Por Cristián Larroulet:
Chile ha construido durante las últimas décadas un sistema de educación superior caracterizado por el aporte y la participación de toda la sociedad. En efecto, el rol diseñador de políticas, asignador de recursos, regulador y proveedor de servicios que ha cumplido el Estado se complementó con la creación y funcionamiento de universidades, institutos profesionales y centros de formación técnica privados, fundados por variadas organizaciones de la sociedad civil.

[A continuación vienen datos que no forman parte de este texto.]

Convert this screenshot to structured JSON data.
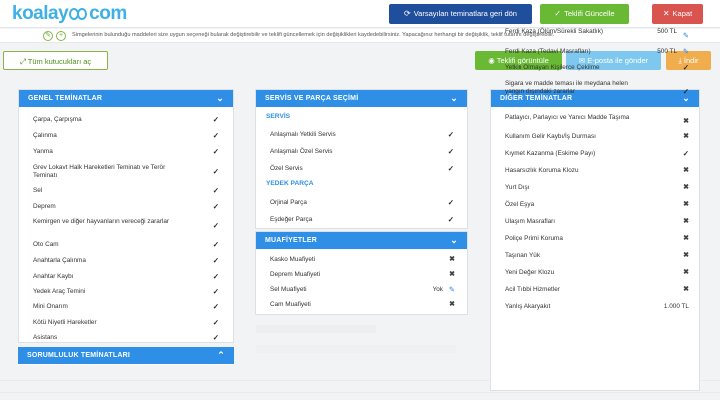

Así, con aciertos y errores, se ha conformado lo que llamamos «Sociedad Docente» en la educación superior, incorporando a más actores, permitiendo mayor diversidad, inclusión y calidad a una actividad determinante para el progreso y la igualdad de oportunidades.
Hace medio siglo existían ocho universidades y hoy son 45 los planteles acreditados; somos líderes mundiales en destinar recursos privados y públicos a la educación terciaria con una inversión de 2,5% del PIB (para los países OCDE es 1,6%); Chile, junto con Corea, es el país que más rápidamente incrementó la cobertura en los últimos 30 años, y, lo más notable, lo hizo a través de un sistema de becas y créditos, que, aunque imperfecto, posibilitó un aumento en el acceso del 20% más pobre, pasando desde un 2,7% en 1990 a 27,4% actualmente. Así, Chile es el país con más acceso a la educación superior para las familias vulnerables en Latinoamérica, incluyendo a los que ofrecen gratuidad, superando incluso a naciones desarrolladas como Francia, Alemania e Inglaterra, entre otras.
Pero eso no es todo. Creamos un ecosistema que considera la competencia y la cooperación, dando un salto significativo en calidad de la educación superior. Hoy, la complementariedad del sistema nos muestra que, entre las mejores universidades, considerando aquellas acreditadas por más de cinco años, hay ocho estatales, siete privadas tradicionales y ocho privadas creadas después de 1982. Universidades como la Católica y la Chile lideran rankings globales a nivel latinoamericano; y universidades privadas junto con tradicionales lideran listados en áreas específicas, como ocurre con las facultades de Economía y Negocios en América Latina; y en rankings mundiales de calidad universitaria por habitante Chile se ubica en niveles similares a países como Corea del Sur.
Por último, si evaluamos la producción científica del sistema se aprecia también un enorme avance. Ello se puede constatar en que, de acuerdo a Scimago, Chile es el país con mayor productividad científica por investigador en Latinoamérica, y entre las 20 universidades nacionales más destacadas hay 10 universidades estatales, cinco privadas tradicionales y cinco privadas creadas a partir de los ochenta.
En la anterior descripción no hay una mirada complaciente, sino una capaz de ver el vaso medio lleno para acometer con un buen diagnóstico los enormes desafíos que nos plantea el futuro. Por ejemplo, la urgencia de aumentar la inversión en ciencia y tecnología. Sin embargo, la gran preocupación es que con las políticas en educación superior que hoy impulsa el Gobierno, como la gratuidad, se está rompiendo el vaso más que llenarlo con lo que falta. En efecto, las señales de política pública que se han dado en los últimos meses son graves, ya que estamos reduciendo la diversidad del sistema al poner en peligro la subsistencia de ciertos tipos de universidades que agregan valor a raíz de la competencia desleal y la pérdida de autonomía que la gratuidad conlleva. Además, se profundiza aún más la segregación al impedir que jóvenes vulnerables accedan al sistema, ya que alrededor de un tercio de los recursos provenientes de la reforma tributaria van a beneficiar a los alumnos del 20% más rico de la población. Y se reduce la calidad, al existir menos competencia en el sistema y menor consideración al mérito en la selección de alumnos.
Por último, se pueden detener los avances en investigación, ya que se pone en peligro la rigurosidad en la calidad de los proyectos y existirán menos recursos disponibles. Aún más, el nuevo mecanismo de asignación de recursos premia factores ideológicos y de capacidad de lobby atacando la excelencia, condición fundamental de un sistema de educación superior exitoso.